Flags as Symbols of Division

The flags flown are not neutral symbols. They are the flags of our nation, proudly flown at moments of heightened national pride, but used by Bridge and his allies, they are markers about who belongs and who does not. That is why so many Brummies are pushing back, pressing for unity over division, and resisting the racist and particularly Islamophobic undercurrent.

Residents who challenge the flaggers describe intimidation and abuse. One woman was branded a traitor outside her own home. Others speak of repeated harassment as flags are reinstalled again and again. Salma, from Moseley, questions who is really behind the campaign. They claim it is patriotic but what I see is division, not inclusion. The majority of Brummies are kind, compassionate, and welcoming.

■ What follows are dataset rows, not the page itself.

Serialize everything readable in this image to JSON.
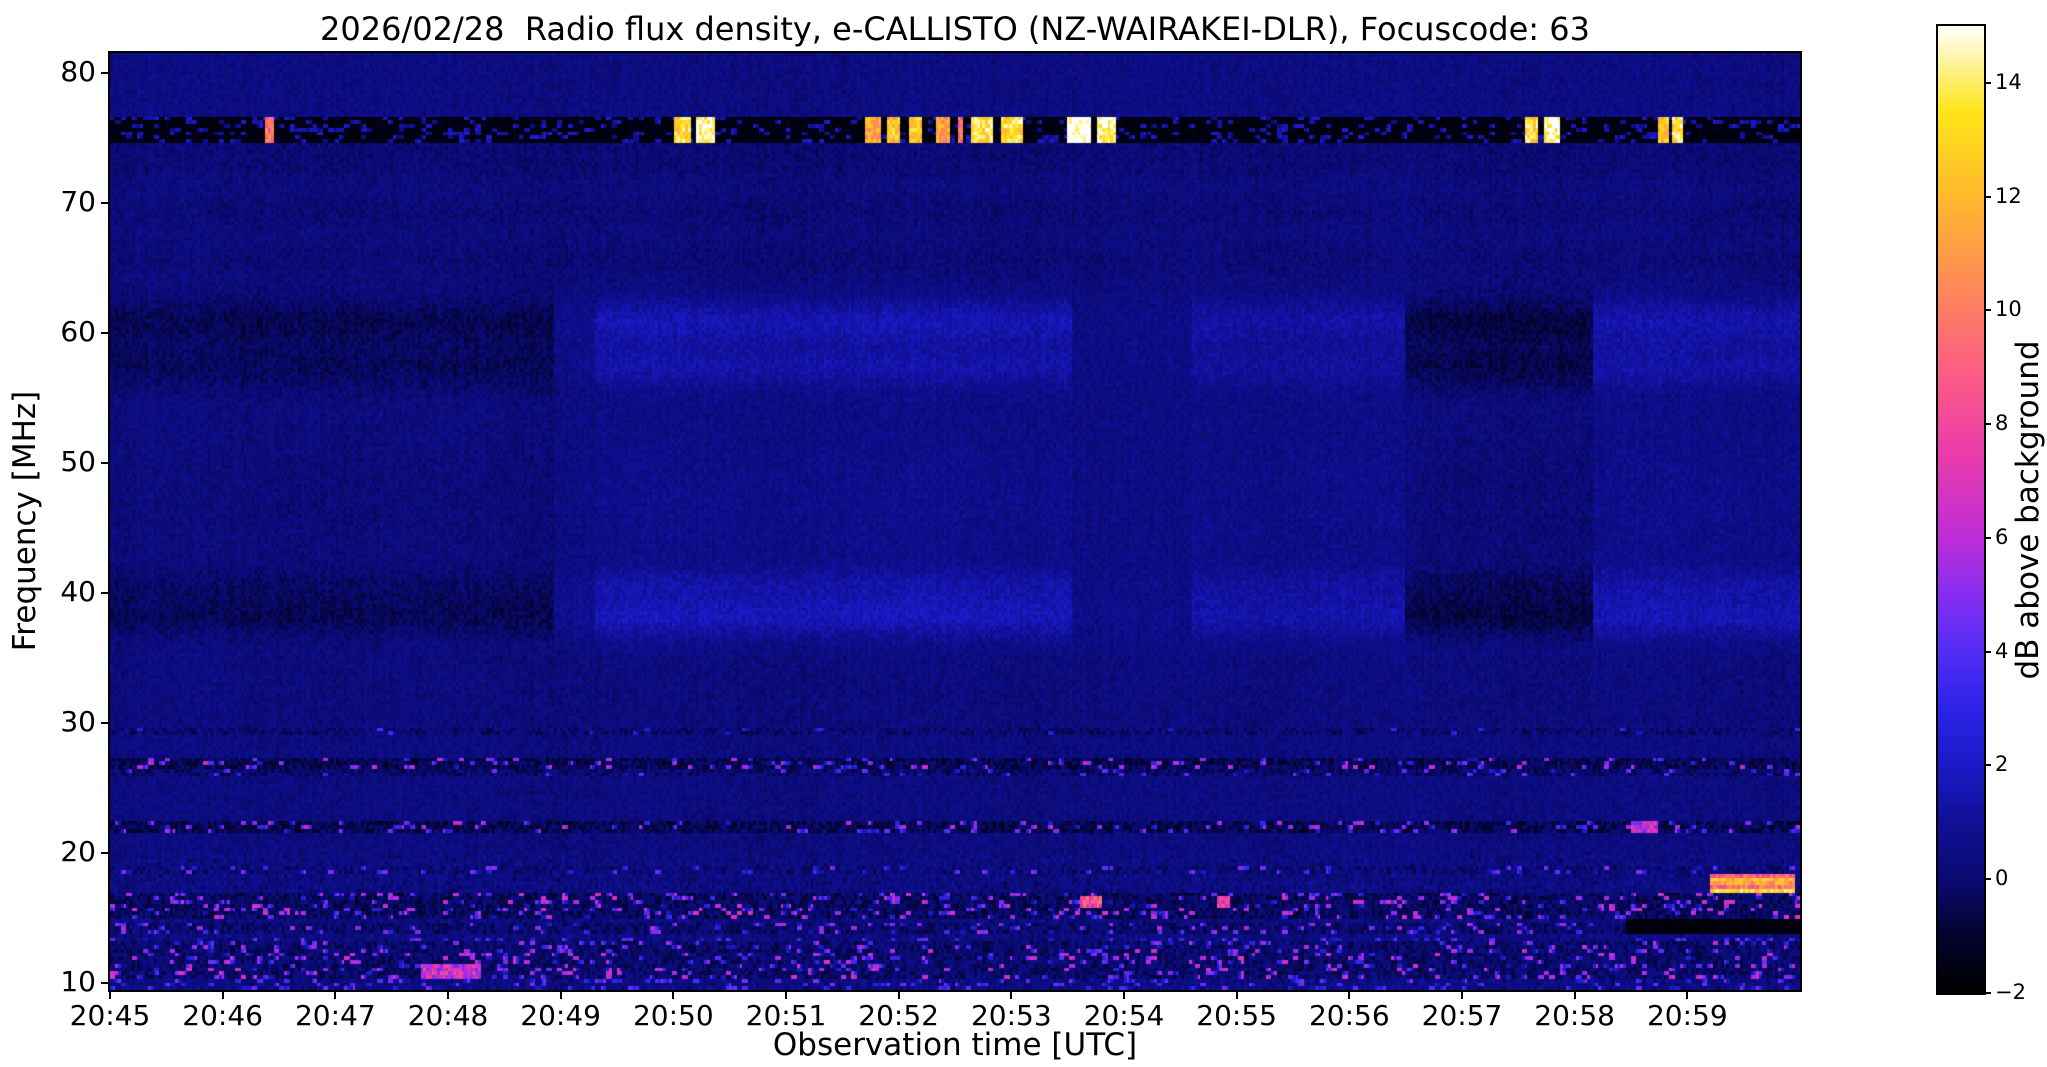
{
  "chart_data": {
    "type": "heatmap",
    "title": "2026/02/28  Radio flux density, e-CALLISTO (NZ-WAIRAKEI-DLR), Focuscode: 63",
    "xlabel": "Observation time [UTC]",
    "ylabel": "Frequency [MHz]",
    "colorbar_label": "dB above background",
    "x_tick_labels": [
      "20:45",
      "20:46",
      "20:47",
      "20:48",
      "20:49",
      "20:50",
      "20:51",
      "20:52",
      "20:53",
      "20:54",
      "20:55",
      "20:56",
      "20:57",
      "20:58",
      "20:59"
    ],
    "x_span_minutes": 15,
    "y_tick_values": [
      10,
      20,
      30,
      40,
      50,
      60,
      70,
      80
    ],
    "y_range_mhz": [
      9.5,
      81.5
    ],
    "value_range_db": [
      -2,
      15
    ],
    "colorbar_tick_values": [
      -2,
      0,
      2,
      4,
      6,
      8,
      10,
      12,
      14
    ],
    "colorbar_tick_labels": [
      "−2",
      "0",
      "2",
      "4",
      "6",
      "8",
      "10",
      "12",
      "14"
    ],
    "background_level_db": 0.4,
    "colormap": "black-blue-violet-pink-orange-yellow-white",
    "colormap_stops": [
      [
        -2,
        "#000000"
      ],
      [
        -1,
        "#03032d"
      ],
      [
        0,
        "#0a0a73"
      ],
      [
        1,
        "#101096"
      ],
      [
        2,
        "#1a1ac8"
      ],
      [
        3,
        "#2d23e6"
      ],
      [
        4,
        "#552df5"
      ],
      [
        5,
        "#872df0"
      ],
      [
        6,
        "#be2dd7"
      ],
      [
        7.5,
        "#eb3caa"
      ],
      [
        9,
        "#fc5f82"
      ],
      [
        10.5,
        "#ff8c55"
      ],
      [
        12,
        "#ffb92d"
      ],
      [
        13.5,
        "#ffe419"
      ],
      [
        15,
        "#ffffff"
      ]
    ],
    "bands": [
      {
        "center_mhz": 60.8,
        "halfwidth_mhz": 1.8,
        "gain": 1.25
      },
      {
        "center_mhz": 57.4,
        "halfwidth_mhz": 1.7,
        "gain": 1.0
      },
      {
        "center_mhz": 38.2,
        "halfwidth_mhz": 1.6,
        "gain": 1.25
      },
      {
        "center_mhz": 40.6,
        "halfwidth_mhz": 1.3,
        "gain": 0.7
      },
      {
        "center_mhz": 47.0,
        "halfwidth_mhz": 8.0,
        "gain": 0.3
      }
    ],
    "band_time_profile": [
      {
        "t0": 0,
        "t1": 3.95,
        "amp": -0.6
      },
      {
        "t0": 3.95,
        "t1": 4.3,
        "amp": 0.35
      },
      {
        "t0": 4.3,
        "t1": 8.55,
        "amp": 1.0
      },
      {
        "t0": 8.55,
        "t1": 9.6,
        "amp": 0.15
      },
      {
        "t0": 9.6,
        "t1": 11.5,
        "amp": 0.7
      },
      {
        "t0": 11.5,
        "t1": 13.15,
        "amp": -0.8
      },
      {
        "t0": 13.15,
        "t1": 15.01,
        "amp": 0.9
      }
    ],
    "rfi_band_75mhz": {
      "center_mhz": 75.7,
      "halfwidth_mhz": 1.0,
      "base_db": -1.85,
      "bursts": [
        [
          1.38,
          1.44,
          9
        ],
        [
          5.02,
          5.16,
          13
        ],
        [
          5.2,
          5.36,
          14
        ],
        [
          6.7,
          6.85,
          11
        ],
        [
          6.9,
          7.02,
          12
        ],
        [
          7.08,
          7.2,
          12
        ],
        [
          7.34,
          7.45,
          11
        ],
        [
          7.52,
          7.58,
          9
        ],
        [
          7.65,
          7.85,
          13
        ],
        [
          7.9,
          8.1,
          13
        ],
        [
          8.5,
          8.72,
          15
        ],
        [
          8.76,
          8.92,
          14
        ],
        [
          12.55,
          12.68,
          13
        ],
        [
          12.72,
          12.88,
          14
        ],
        [
          13.75,
          13.83,
          12
        ],
        [
          13.87,
          13.97,
          13
        ]
      ]
    },
    "rfi_lines": [
      {
        "f_mhz": 29.3,
        "halfwidth_mhz": 0.22,
        "density": 0.15,
        "peak_db": 2.5,
        "floor_db": -0.7
      },
      {
        "f_mhz": 27.0,
        "halfwidth_mhz": 0.45,
        "density": 0.55,
        "peak_db": 5.0,
        "floor_db": -1.2
      },
      {
        "f_mhz": 26.2,
        "halfwidth_mhz": 0.25,
        "density": 0.3,
        "peak_db": 3.5,
        "floor_db": -0.8
      },
      {
        "f_mhz": 22.1,
        "halfwidth_mhz": 0.4,
        "density": 0.5,
        "peak_db": 5.0,
        "floor_db": -1.2
      },
      {
        "f_mhz": 18.6,
        "halfwidth_mhz": 0.3,
        "density": 0.35,
        "peak_db": 4.0,
        "floor_db": -0.6
      },
      {
        "f_mhz": 16.4,
        "halfwidth_mhz": 0.45,
        "density": 0.6,
        "peak_db": 5.5,
        "floor_db": -1.0
      },
      {
        "f_mhz": 15.3,
        "halfwidth_mhz": 0.4,
        "density": 0.6,
        "peak_db": 5.5,
        "floor_db": -1.0
      },
      {
        "f_mhz": 14.3,
        "halfwidth_mhz": 0.35,
        "density": 0.5,
        "peak_db": 4.5,
        "floor_db": -0.8
      },
      {
        "f_mhz": 12.9,
        "halfwidth_mhz": 0.4,
        "density": 0.55,
        "peak_db": 5.0,
        "floor_db": -0.8
      },
      {
        "f_mhz": 11.8,
        "halfwidth_mhz": 0.45,
        "density": 0.6,
        "peak_db": 5.5,
        "floor_db": -0.8
      },
      {
        "f_mhz": 10.8,
        "halfwidth_mhz": 0.5,
        "density": 0.65,
        "peak_db": 5.5,
        "floor_db": -0.8
      }
    ],
    "events": [
      {
        "type": "bright-burst",
        "t0": 14.2,
        "t1": 14.95,
        "f0_mhz": 17.0,
        "f1_mhz": 18.3,
        "peak_db": 11
      },
      {
        "type": "dropout",
        "t0": 13.45,
        "t1": 15.01,
        "f0_mhz": 13.9,
        "f1_mhz": 15.0,
        "peak_db": -1.9
      },
      {
        "type": "spot",
        "t0": 8.62,
        "t1": 8.8,
        "f0_mhz": 15.9,
        "f1_mhz": 16.7,
        "peak_db": 8
      },
      {
        "type": "spot",
        "t0": 9.82,
        "t1": 9.95,
        "f0_mhz": 15.9,
        "f1_mhz": 16.6,
        "peak_db": 7
      },
      {
        "type": "patch",
        "t0": 2.75,
        "t1": 3.3,
        "f0_mhz": 10.4,
        "f1_mhz": 11.6,
        "peak_db": 6
      },
      {
        "type": "spot",
        "t0": 13.5,
        "t1": 13.75,
        "f0_mhz": 21.7,
        "f1_mhz": 22.6,
        "peak_db": 6
      }
    ]
  }
}
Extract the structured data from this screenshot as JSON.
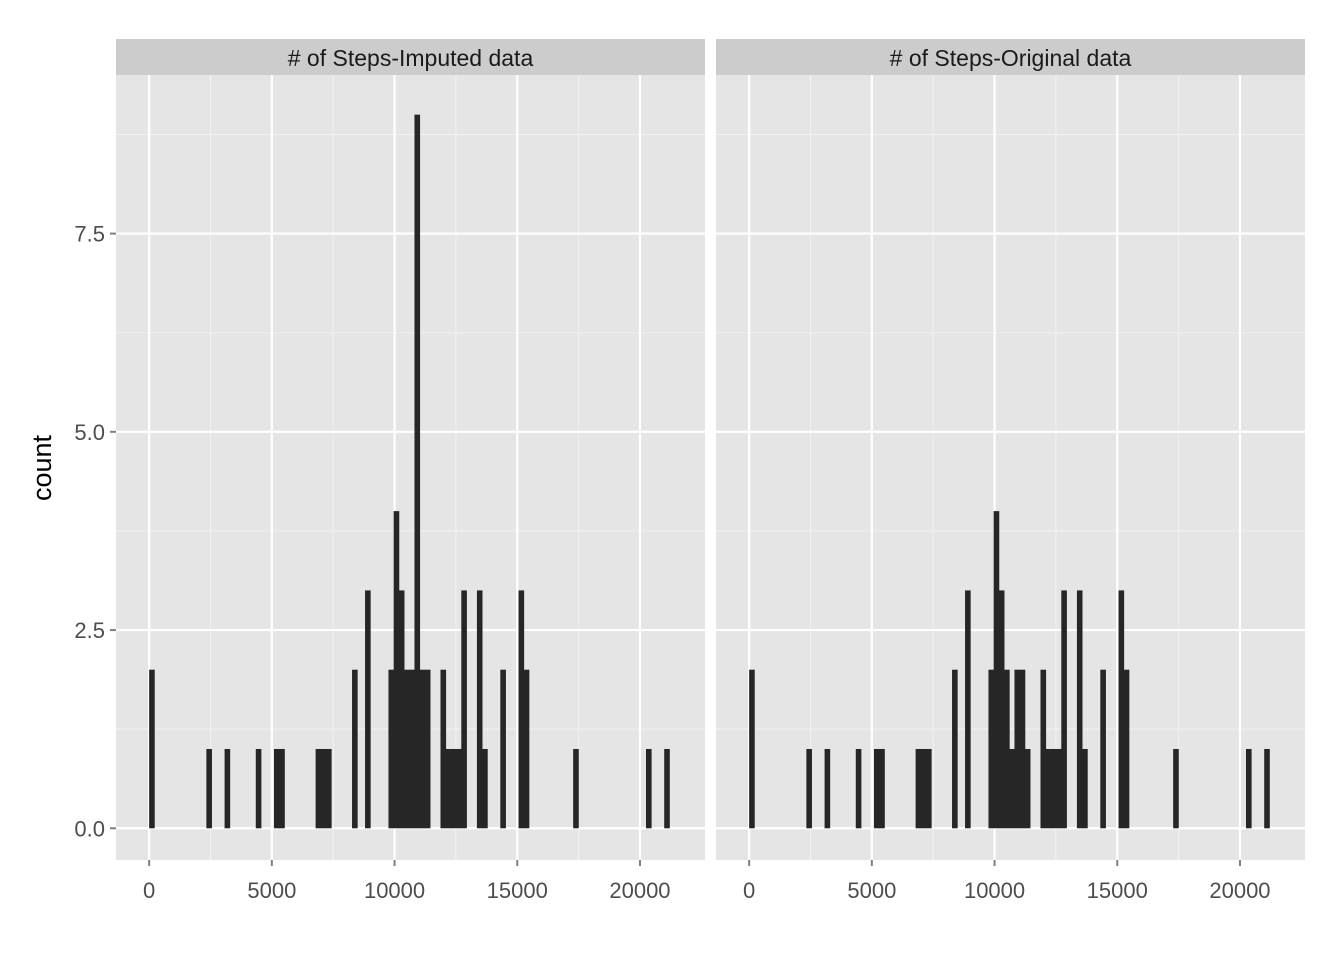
{
  "chart_data": {
    "type": "bar",
    "ylabel": "count",
    "xlabel": "",
    "xlim": [
      -1350,
      22650
    ],
    "ylim": [
      -0.4,
      9.5
    ],
    "x_ticks": [
      0,
      5000,
      10000,
      15000,
      20000
    ],
    "y_ticks": [
      0,
      2.5,
      5,
      7.5
    ],
    "x_tick_labels": [
      "0",
      "5000",
      "10000",
      "15000",
      "20000"
    ],
    "y_tick_labels": [
      "0.0",
      "2.5",
      "5.0",
      "7.5"
    ],
    "bin_width": 212,
    "grid": true,
    "colors": {
      "panel_bg": "#e5e5e5",
      "strip_bg": "#cccccc",
      "bar": "#262626",
      "grid_major": "#ffffff",
      "grid_minor": "#f2f2f2"
    },
    "panels": [
      {
        "strip": "# of Steps-Imputed data",
        "bars": [
          {
            "x": 106,
            "count": 2
          },
          {
            "x": 2438,
            "count": 1
          },
          {
            "x": 3180,
            "count": 1
          },
          {
            "x": 4452,
            "count": 1
          },
          {
            "x": 5194,
            "count": 1
          },
          {
            "x": 5406,
            "count": 1
          },
          {
            "x": 6890,
            "count": 1
          },
          {
            "x": 7102,
            "count": 1
          },
          {
            "x": 7314,
            "count": 1
          },
          {
            "x": 8374,
            "count": 2
          },
          {
            "x": 8904,
            "count": 3
          },
          {
            "x": 9858,
            "count": 2
          },
          {
            "x": 10070,
            "count": 4
          },
          {
            "x": 10282,
            "count": 3
          },
          {
            "x": 10494,
            "count": 2
          },
          {
            "x": 10706,
            "count": 2
          },
          {
            "x": 10918,
            "count": 9
          },
          {
            "x": 11130,
            "count": 2
          },
          {
            "x": 11342,
            "count": 2
          },
          {
            "x": 11978,
            "count": 2
          },
          {
            "x": 12190,
            "count": 1
          },
          {
            "x": 12402,
            "count": 1
          },
          {
            "x": 12614,
            "count": 1
          },
          {
            "x": 12826,
            "count": 3
          },
          {
            "x": 13462,
            "count": 3
          },
          {
            "x": 13674,
            "count": 1
          },
          {
            "x": 14416,
            "count": 2
          },
          {
            "x": 15158,
            "count": 3
          },
          {
            "x": 15370,
            "count": 2
          },
          {
            "x": 17384,
            "count": 1
          },
          {
            "x": 20352,
            "count": 1
          },
          {
            "x": 21094,
            "count": 1
          }
        ]
      },
      {
        "strip": "# of Steps-Original data",
        "bars": [
          {
            "x": 106,
            "count": 2
          },
          {
            "x": 2438,
            "count": 1
          },
          {
            "x": 3180,
            "count": 1
          },
          {
            "x": 4452,
            "count": 1
          },
          {
            "x": 5194,
            "count": 1
          },
          {
            "x": 5406,
            "count": 1
          },
          {
            "x": 6890,
            "count": 1
          },
          {
            "x": 7102,
            "count": 1
          },
          {
            "x": 7314,
            "count": 1
          },
          {
            "x": 8374,
            "count": 2
          },
          {
            "x": 8904,
            "count": 3
          },
          {
            "x": 9858,
            "count": 2
          },
          {
            "x": 10070,
            "count": 4
          },
          {
            "x": 10282,
            "count": 3
          },
          {
            "x": 10494,
            "count": 2
          },
          {
            "x": 10706,
            "count": 1
          },
          {
            "x": 10918,
            "count": 2
          },
          {
            "x": 11130,
            "count": 2
          },
          {
            "x": 11342,
            "count": 1
          },
          {
            "x": 11978,
            "count": 2
          },
          {
            "x": 12190,
            "count": 1
          },
          {
            "x": 12402,
            "count": 1
          },
          {
            "x": 12614,
            "count": 1
          },
          {
            "x": 12826,
            "count": 3
          },
          {
            "x": 13462,
            "count": 3
          },
          {
            "x": 13674,
            "count": 1
          },
          {
            "x": 14416,
            "count": 2
          },
          {
            "x": 15158,
            "count": 3
          },
          {
            "x": 15370,
            "count": 2
          },
          {
            "x": 17384,
            "count": 1
          },
          {
            "x": 20352,
            "count": 1
          },
          {
            "x": 21094,
            "count": 1
          }
        ]
      }
    ]
  }
}
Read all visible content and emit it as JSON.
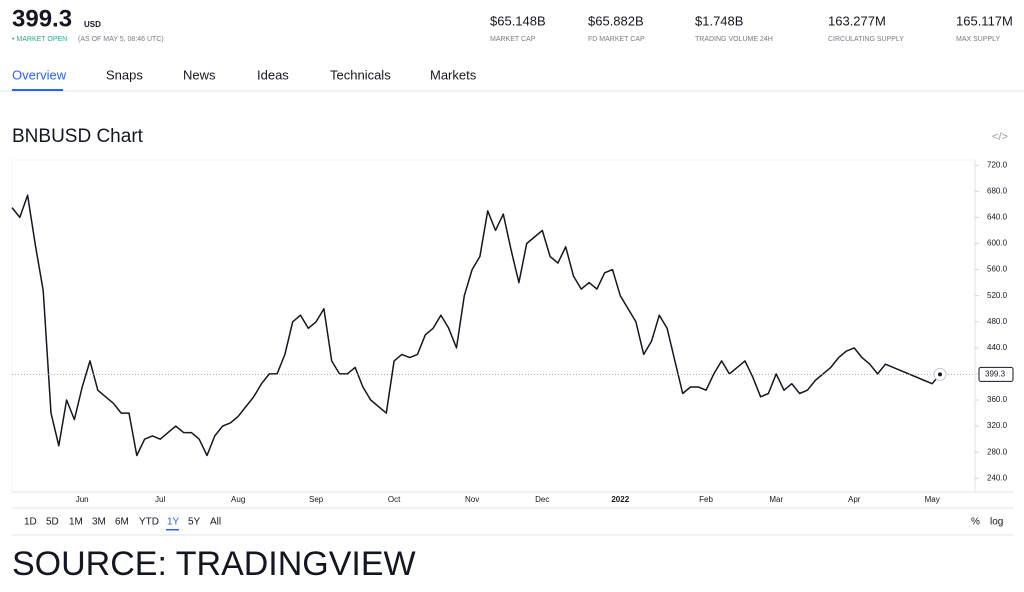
{
  "header": {
    "price": "399.3",
    "currency": "USD",
    "status": "• MARKET OPEN",
    "as_of": "(AS OF MAY 5, 08:46 UTC)",
    "stats": [
      {
        "value": "$65.148B",
        "label": "MARKET CAP"
      },
      {
        "value": "$65.882B",
        "label": "FD MARKET CAP"
      },
      {
        "value": "$1.748B",
        "label": "TRADING VOLUME 24H"
      },
      {
        "value": "163.277M",
        "label": "CIRCULATING SUPPLY"
      },
      {
        "value": "165.117M",
        "label": "MAX SUPPLY"
      }
    ]
  },
  "tabs": [
    "Overview",
    "Snaps",
    "News",
    "Ideas",
    "Technicals",
    "Markets"
  ],
  "ranges": [
    "1D",
    "5D",
    "1M",
    "3M",
    "6M",
    "YTD",
    "1Y",
    "5Y",
    "All"
  ],
  "scale_options": [
    "%",
    "log"
  ],
  "source": "SOURCE: TRADINGVIEW",
  "chart_data": {
    "type": "line",
    "title": "BNBUSD Chart",
    "color": "#131722",
    "grid": false,
    "categories": [
      null,
      null,
      null,
      null,
      null,
      null,
      null,
      null,
      null,
      "Jun",
      null,
      null,
      null,
      null,
      null,
      null,
      null,
      null,
      null,
      "Jul",
      null,
      null,
      null,
      null,
      null,
      null,
      null,
      null,
      null,
      "Aug",
      null,
      null,
      null,
      null,
      null,
      null,
      null,
      null,
      null,
      "Sep",
      null,
      null,
      null,
      null,
      null,
      null,
      null,
      null,
      null,
      "Oct",
      null,
      null,
      null,
      null,
      null,
      null,
      null,
      null,
      null,
      "Nov",
      null,
      null,
      null,
      null,
      null,
      null,
      null,
      null,
      "Dec",
      null,
      null,
      null,
      null,
      null,
      null,
      null,
      null,
      null,
      "2022",
      null,
      null,
      null,
      null,
      null,
      null,
      null,
      null,
      null,
      null,
      "Feb",
      null,
      null,
      null,
      null,
      null,
      null,
      null,
      null,
      "Mar",
      null,
      null,
      null,
      null,
      null,
      null,
      null,
      null,
      null,
      "Apr",
      null,
      null,
      null,
      null,
      null,
      null,
      null,
      null,
      null,
      "May",
      null
    ],
    "values": [
      655,
      640,
      674,
      597,
      528,
      340,
      290,
      360,
      330,
      380,
      420,
      375,
      365,
      355,
      340,
      340,
      275,
      300,
      305,
      300,
      310,
      320,
      310,
      310,
      300,
      275,
      305,
      320,
      325,
      335,
      350,
      365,
      385,
      400,
      400,
      430,
      480,
      490,
      470,
      480,
      500,
      420,
      400,
      400,
      410,
      380,
      360,
      350,
      340,
      420,
      430,
      425,
      430,
      460,
      470,
      490,
      470,
      440,
      520,
      560,
      580,
      650,
      620,
      645,
      590,
      540,
      600,
      610,
      620,
      580,
      570,
      595,
      550,
      530,
      540,
      530,
      555,
      560,
      520,
      500,
      480,
      430,
      450,
      490,
      470,
      420,
      370,
      380,
      380,
      375,
      400,
      420,
      400,
      410,
      420,
      395,
      365,
      370,
      400,
      375,
      385,
      370,
      375,
      390,
      400,
      410,
      425,
      435,
      440,
      425,
      415,
      400,
      415,
      410,
      405,
      400,
      395,
      390,
      385,
      399.3
    ],
    "ylim": [
      219,
      728
    ],
    "yticks": [
      {
        "value": 240,
        "label": "240.0"
      },
      {
        "value": 280,
        "label": "280.0"
      },
      {
        "value": 320,
        "label": "320.0"
      },
      {
        "value": 360,
        "label": "360.0"
      },
      {
        "value": 400,
        "label": "400.0"
      },
      {
        "value": 440,
        "label": "440.0"
      },
      {
        "value": 480,
        "label": "480.0"
      },
      {
        "value": 520,
        "label": "520.0"
      },
      {
        "value": 560,
        "label": "560.0"
      },
      {
        "value": 600,
        "label": "600.0"
      },
      {
        "value": 640,
        "label": "640.0"
      },
      {
        "value": 680,
        "label": "680.0"
      },
      {
        "value": 720,
        "label": "720.0"
      }
    ]
  }
}
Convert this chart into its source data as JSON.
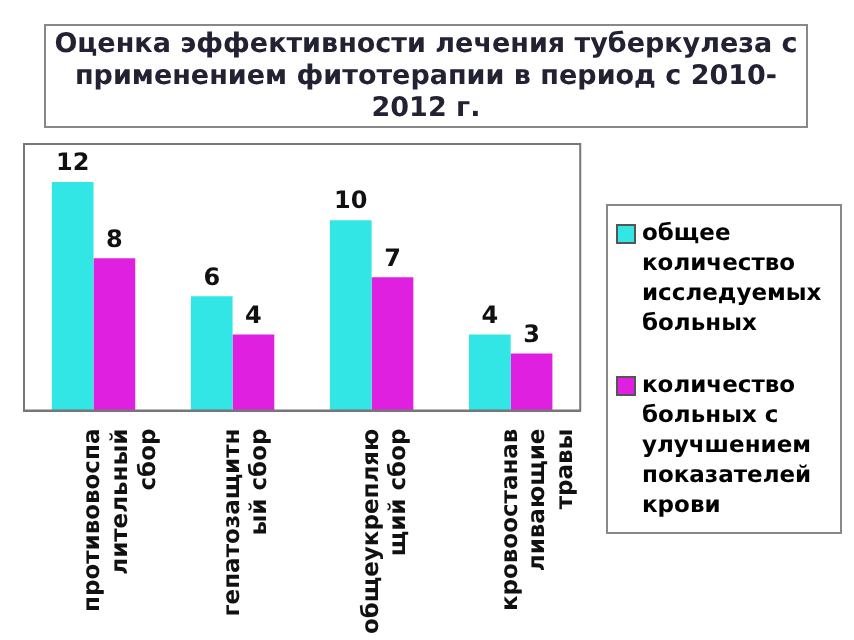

We do not want hatefulness to take over our home.

Josie, from Cotteridge, is blunter: I live here and I am fed up with this. They keep coming back, putting the same flag up outside my house again and again. Laurence, from Stirchley, points to the wider pattern: flags going up without permission, by people who do not live locally, accompanied by hostility towards anyone who challenges them.

Others speak of what the symbolism has become. We all know what these flags are being used to signal, one resident wrote. Do not dress it up as pride; this is about intimidation. And for some, the feeling runs deeper still. I shudder every time I go shopping, another said. It is wrong to use my flag to make me feel like that. Do not allow their dogwhistle arguments about being proud to be British; this is about intimidation and racism.

Time for Action

It is time the council, the police, and our city acted to say no. The unauthorized flag displays must stop. Birmingham is a city of diversity and inclusion, not division and fear. Let us reclaim our streets from those who seek to divide us.